KRUGER INSIGHTS TUESDAY, FEBRUARY 11, 2014


By: Joel Kruger

I'm An FX Guy And That's Why - While the USD/JPY-US equities correlation still exists, there has definitely been a bit of a departure, and this development has been the most intriguing to me in recent sessions. Really, it isn't only USD/JPY. I should include EUR/CHF as well. While the S&P 500 has raced back over 1800, both USD/JPY and EUR/CHF have been less enthusiastic. Of course, as a currency guy, I always like to think the FX market is the more sensible market, and as such, this should be telling us not to be so excited about the rally in risk assets since Friday. I have also warned that we could see such a bounce in risk markets before the next drop, and though the move in the S&P has been aggressive, it is still well within reason. That being said, we should see this risk rally stall out very soon, and I would be looking for a bearish resumption as early as today or tomorrow. Moving on, I haven't been giving EUR/USD a lot of attention of late, but there is good reason for this. The major pair simply isn't doing anything all that exciting. However, with the market finally reaching a key 78.6% fib retrace off of the recent 1.3740-1.3475 high-low move, we could be on the verge of some topping and a fresh move lower. Elsewhere, GOLD is on the move after breaking out above $1280 and it is worth noting that while the trend is bearish here, this latest break could open upside towards $1320 before the emergence of offers. 

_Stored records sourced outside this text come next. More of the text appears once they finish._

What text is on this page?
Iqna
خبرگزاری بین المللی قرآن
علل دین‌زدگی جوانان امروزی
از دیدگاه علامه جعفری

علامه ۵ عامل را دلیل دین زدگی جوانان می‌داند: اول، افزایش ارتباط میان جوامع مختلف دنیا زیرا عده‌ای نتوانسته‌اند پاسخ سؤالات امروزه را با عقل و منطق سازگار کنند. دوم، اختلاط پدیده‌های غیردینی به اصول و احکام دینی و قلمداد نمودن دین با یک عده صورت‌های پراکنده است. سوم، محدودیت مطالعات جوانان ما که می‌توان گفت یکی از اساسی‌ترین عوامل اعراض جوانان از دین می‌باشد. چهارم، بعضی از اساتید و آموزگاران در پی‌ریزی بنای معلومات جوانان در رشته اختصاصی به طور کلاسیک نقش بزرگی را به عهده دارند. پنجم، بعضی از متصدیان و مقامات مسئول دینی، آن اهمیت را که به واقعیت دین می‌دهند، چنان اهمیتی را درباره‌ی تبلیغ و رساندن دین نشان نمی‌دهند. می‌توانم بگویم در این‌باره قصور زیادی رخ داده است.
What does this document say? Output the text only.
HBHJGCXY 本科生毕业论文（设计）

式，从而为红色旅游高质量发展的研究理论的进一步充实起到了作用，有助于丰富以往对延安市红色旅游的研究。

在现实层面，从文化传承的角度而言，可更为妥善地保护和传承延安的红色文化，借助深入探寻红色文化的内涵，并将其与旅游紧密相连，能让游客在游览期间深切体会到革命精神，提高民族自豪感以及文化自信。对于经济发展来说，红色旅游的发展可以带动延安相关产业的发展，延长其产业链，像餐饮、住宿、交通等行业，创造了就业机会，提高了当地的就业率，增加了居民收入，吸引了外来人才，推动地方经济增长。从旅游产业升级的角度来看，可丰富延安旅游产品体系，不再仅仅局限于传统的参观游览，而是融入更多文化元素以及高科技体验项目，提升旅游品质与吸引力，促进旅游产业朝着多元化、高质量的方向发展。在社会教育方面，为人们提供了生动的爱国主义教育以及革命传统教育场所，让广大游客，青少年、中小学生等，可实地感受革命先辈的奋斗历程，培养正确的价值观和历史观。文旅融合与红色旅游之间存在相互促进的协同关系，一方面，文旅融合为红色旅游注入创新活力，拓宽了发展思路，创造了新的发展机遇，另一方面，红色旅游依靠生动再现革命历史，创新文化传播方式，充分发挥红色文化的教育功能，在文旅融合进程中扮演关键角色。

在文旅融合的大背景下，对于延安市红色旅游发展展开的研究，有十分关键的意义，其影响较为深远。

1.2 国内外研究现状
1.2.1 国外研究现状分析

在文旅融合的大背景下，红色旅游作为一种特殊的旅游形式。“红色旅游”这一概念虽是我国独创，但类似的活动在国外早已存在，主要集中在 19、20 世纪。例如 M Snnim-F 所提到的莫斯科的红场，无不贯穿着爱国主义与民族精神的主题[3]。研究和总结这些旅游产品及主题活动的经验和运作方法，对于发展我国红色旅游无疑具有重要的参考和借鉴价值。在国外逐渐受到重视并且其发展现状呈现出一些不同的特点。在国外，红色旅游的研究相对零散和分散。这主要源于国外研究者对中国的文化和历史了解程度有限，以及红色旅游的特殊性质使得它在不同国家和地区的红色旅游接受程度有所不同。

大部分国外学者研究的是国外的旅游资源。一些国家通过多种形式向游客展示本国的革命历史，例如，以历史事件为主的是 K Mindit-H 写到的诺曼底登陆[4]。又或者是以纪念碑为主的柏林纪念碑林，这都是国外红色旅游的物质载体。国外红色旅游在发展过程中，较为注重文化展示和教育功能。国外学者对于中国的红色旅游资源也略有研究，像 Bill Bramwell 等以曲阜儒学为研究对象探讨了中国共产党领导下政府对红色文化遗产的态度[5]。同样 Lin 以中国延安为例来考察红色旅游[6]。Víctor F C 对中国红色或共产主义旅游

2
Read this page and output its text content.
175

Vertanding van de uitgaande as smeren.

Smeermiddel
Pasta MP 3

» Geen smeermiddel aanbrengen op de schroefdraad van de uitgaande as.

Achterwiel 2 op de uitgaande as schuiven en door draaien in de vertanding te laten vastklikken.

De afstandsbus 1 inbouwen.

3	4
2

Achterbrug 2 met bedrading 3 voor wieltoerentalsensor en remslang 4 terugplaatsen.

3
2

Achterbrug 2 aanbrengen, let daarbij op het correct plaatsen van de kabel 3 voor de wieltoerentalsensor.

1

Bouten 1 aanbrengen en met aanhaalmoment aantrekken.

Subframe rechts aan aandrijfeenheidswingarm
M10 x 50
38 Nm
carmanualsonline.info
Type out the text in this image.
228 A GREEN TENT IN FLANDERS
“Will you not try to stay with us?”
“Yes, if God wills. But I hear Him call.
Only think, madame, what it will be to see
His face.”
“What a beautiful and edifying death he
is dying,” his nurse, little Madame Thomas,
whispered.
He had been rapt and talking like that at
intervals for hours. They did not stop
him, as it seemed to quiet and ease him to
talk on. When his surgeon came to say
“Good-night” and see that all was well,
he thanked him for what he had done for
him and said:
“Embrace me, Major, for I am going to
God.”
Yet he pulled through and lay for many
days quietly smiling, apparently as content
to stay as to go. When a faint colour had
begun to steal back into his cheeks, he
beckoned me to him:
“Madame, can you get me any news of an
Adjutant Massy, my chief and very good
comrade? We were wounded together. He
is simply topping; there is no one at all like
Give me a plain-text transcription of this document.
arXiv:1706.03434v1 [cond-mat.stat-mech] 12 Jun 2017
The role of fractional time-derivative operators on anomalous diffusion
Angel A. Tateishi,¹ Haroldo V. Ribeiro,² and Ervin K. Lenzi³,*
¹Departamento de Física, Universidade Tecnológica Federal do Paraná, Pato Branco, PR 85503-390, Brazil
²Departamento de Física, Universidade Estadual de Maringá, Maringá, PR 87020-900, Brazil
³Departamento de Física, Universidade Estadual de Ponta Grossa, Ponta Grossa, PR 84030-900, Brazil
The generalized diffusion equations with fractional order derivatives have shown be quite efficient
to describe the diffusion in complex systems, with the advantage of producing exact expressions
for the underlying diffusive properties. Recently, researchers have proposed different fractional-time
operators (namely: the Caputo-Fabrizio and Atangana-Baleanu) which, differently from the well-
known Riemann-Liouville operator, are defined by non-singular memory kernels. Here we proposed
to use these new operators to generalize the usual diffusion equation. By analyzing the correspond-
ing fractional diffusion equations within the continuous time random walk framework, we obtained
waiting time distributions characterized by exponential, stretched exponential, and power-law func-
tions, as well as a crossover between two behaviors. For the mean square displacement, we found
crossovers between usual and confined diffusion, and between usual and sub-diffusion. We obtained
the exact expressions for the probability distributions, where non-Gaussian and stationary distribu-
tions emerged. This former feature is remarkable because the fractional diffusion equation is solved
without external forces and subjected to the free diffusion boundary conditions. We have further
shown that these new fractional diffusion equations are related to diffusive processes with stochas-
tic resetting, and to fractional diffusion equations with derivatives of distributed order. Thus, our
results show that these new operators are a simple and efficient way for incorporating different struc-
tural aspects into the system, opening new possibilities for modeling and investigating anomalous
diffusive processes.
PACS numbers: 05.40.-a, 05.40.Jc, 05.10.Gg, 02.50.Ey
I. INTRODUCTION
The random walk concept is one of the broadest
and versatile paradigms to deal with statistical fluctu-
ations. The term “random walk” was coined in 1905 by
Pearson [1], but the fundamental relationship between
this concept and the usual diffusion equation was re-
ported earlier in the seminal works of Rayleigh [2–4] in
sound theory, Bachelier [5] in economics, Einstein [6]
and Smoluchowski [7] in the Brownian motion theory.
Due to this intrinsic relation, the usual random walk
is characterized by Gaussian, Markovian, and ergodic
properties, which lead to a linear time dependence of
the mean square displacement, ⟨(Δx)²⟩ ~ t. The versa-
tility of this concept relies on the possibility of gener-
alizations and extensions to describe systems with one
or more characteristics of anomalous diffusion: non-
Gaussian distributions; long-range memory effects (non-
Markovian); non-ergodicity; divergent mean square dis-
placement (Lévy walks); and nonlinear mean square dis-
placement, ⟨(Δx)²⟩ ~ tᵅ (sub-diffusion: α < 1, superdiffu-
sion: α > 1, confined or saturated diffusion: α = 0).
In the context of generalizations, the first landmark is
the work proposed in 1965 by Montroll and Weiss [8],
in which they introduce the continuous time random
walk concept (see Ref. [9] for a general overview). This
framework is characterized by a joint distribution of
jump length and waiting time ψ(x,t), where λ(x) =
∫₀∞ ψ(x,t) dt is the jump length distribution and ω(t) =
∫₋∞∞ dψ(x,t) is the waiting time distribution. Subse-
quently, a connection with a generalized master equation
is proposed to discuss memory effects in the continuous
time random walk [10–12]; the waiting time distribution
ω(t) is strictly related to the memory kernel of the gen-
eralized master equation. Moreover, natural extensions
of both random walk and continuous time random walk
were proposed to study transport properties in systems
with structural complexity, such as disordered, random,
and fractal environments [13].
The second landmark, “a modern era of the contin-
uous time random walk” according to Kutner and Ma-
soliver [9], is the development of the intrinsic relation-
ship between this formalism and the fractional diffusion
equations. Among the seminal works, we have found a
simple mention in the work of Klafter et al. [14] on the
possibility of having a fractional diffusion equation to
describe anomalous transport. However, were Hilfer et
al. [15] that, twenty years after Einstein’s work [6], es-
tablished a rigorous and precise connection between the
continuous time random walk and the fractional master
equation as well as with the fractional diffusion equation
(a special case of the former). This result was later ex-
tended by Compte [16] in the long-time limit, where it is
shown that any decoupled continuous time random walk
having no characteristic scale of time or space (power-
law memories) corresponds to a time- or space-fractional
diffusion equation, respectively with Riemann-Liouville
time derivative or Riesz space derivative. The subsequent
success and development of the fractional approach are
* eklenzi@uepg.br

Not So Hot Seat - Finally, I have gone ahead and taken another shot short NZD/USD, with the position established at 0.8294. I continue to see this market in the process of carving a major longer-term top, and believe it has a good deal of catching up to do with its already beaten down commodity cousins. A lot of the direction here will likely be predicated on the broader risk theme, but given the timing of the move, everything seems to be suggesting that we should see this market stall out yet again in the sessions ahead. A lot of focus will undoubtedly be on Fed Chair Yellen's testimony on Tuesday. But I wouldn't be expecting too many surprises here. The markets know where the Fed Chair stands and the groundwork for a very slow and steady policy reversal has already been laid down. Yellen's predecessor did her a big favor after recently adding even more insulation to the already well insulated Fed threshold, after stating that rates would not be going higher until well after unemployment dipped below 6.5%. And if any of you are looking to see if the new Fed Chair succumbs to the pressures of the hot seat, I suspect you will be deeply disappointed as she is extremely poised, and very experienced. Going forward, I think the Fed will continue in the slow policy reversal direction that it has taken, and I anticipate the emerging markets will once again come under renewed pressure as the rotation away from these assets intensifies.